L’Anses souligne que la nature algorithmique des réseaux sociaux, conçue pour capter l’attention et maximiser l’engagement des utilisateurs, peut exacerber ces effets, en favorisant la diffusion de contenus polarisants, choquants ou incompatibles avec la santé mentale des adolescents.
Cyberviolence, conduites à risque et accès aux drogues
Outre les effets sur la santé psychologique, l’avis de l’Anses et les analyses médiatiques alertent sur des comportements à risque facilités ou amplifiés par les réseaux sociaux numériques.
🔹 Cyberviolence et harcèlement
La cyberviolence via les réseaux sociaux se manifeste par des attaques verbales répétées ou des humiliations en ligne. Ce phénomène touche une part non négligeable des adolescents et est associé à des conséquences lourdes sur leur estime de soi et leur sécurité émotionnelle.

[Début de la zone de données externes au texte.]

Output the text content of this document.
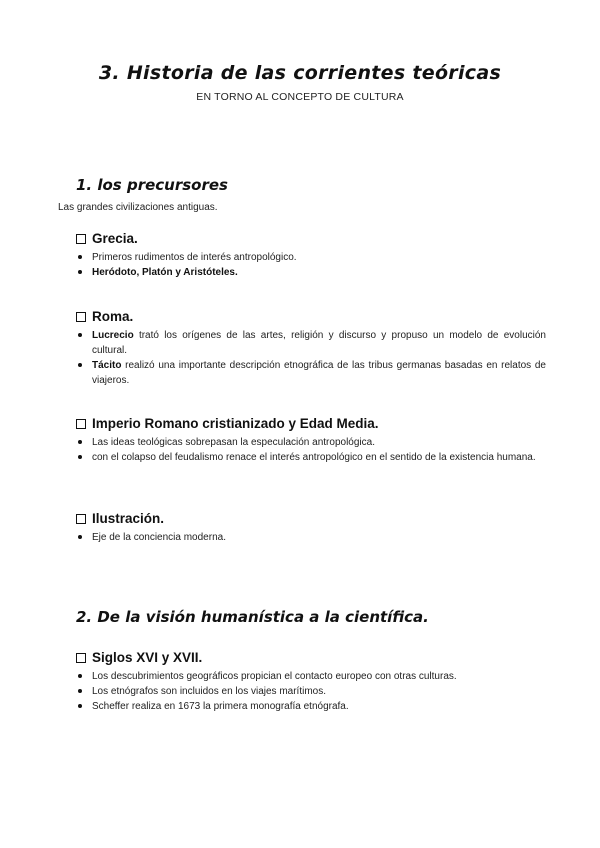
3. Historia de las corrientes teóricas
EN TORNO AL CONCEPTO DE CULTURA
1. los precursores
Las grandes civilizaciones antiguas.
Grecia.
Primeros rudimentos de interés antropológico.
Heródoto, Platón y Aristóteles.
Roma.
Lucrecio trató los orígenes de las artes, religión y discurso y propuso un modelo de evolución cultural.
Tácito realizó una importante descripción etnográfica de las tribus germanas basadas en relatos de viajeros.
Imperio Romano cristianizado y Edad Media.
Las ideas teológicas sobrepasan la especulación antropológica.
con el colapso del feudalismo renace el interés antropológico en el sentido de la existencia humana.
Ilustración.
Eje de la conciencia moderna.
2. De la visión humanística a la científica.
Siglos XVI y XVII.
Los descubrimientos geográficos propician el contacto europeo con otras culturas.
Los etnógrafos son incluidos en los viajes marítimos.
Scheffer realiza en 1673 la primera monografía etnógrafa.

🔹 Exposition à des contenus inappropriés
Les plateformes peuvent exposer des jeunes à des contenus liés à la consommation de drogues, à des pratiques sexuelles non sécurisées, ou à la promotion de comportements risqués, sans contrôle d’âge efficace. Cette exposition intervient dans une période où les adolescents sont en quête d’identité et peuvent être plus facilement influencés par des modèles normatifs discutables.
🔹 Conduites à risque et santé globale
L’Anses met en exergue que l’usage intensif des réseaux sociaux peut s’inscrire dans un ensemble de conduites à risque chez les jeunes, telles que la recherche d’acceptation sociale par des pratiques extrêmes ou dangereuses, pouvant aller de l’auto-mutilation à des parcours d’initiation à des substances psychoactives.
Les recommandations de l’Anses : vers une régulation sanitaire
L’avis de l’Anses ne se contente pas de constater : il propose un ensemble de pistes destinées à sécuriser les usages numériques des adolescents. Parmi les recommandations :
📌 Adapter les plateformes pour limiter l’exposition à des contenus potentiellement nocifs et repenser les algorithmes centrés sur l’attention ;
📌 Mettre en place des dispositifs de vérification d’âge efficaces pour réduire l’accès des mineurs aux espaces non adaptés ;
📌 Encourager une éducation numérique renforcée dès le plus jeune âge pour développer l’esprit critique face aux contenus partagés en ligne.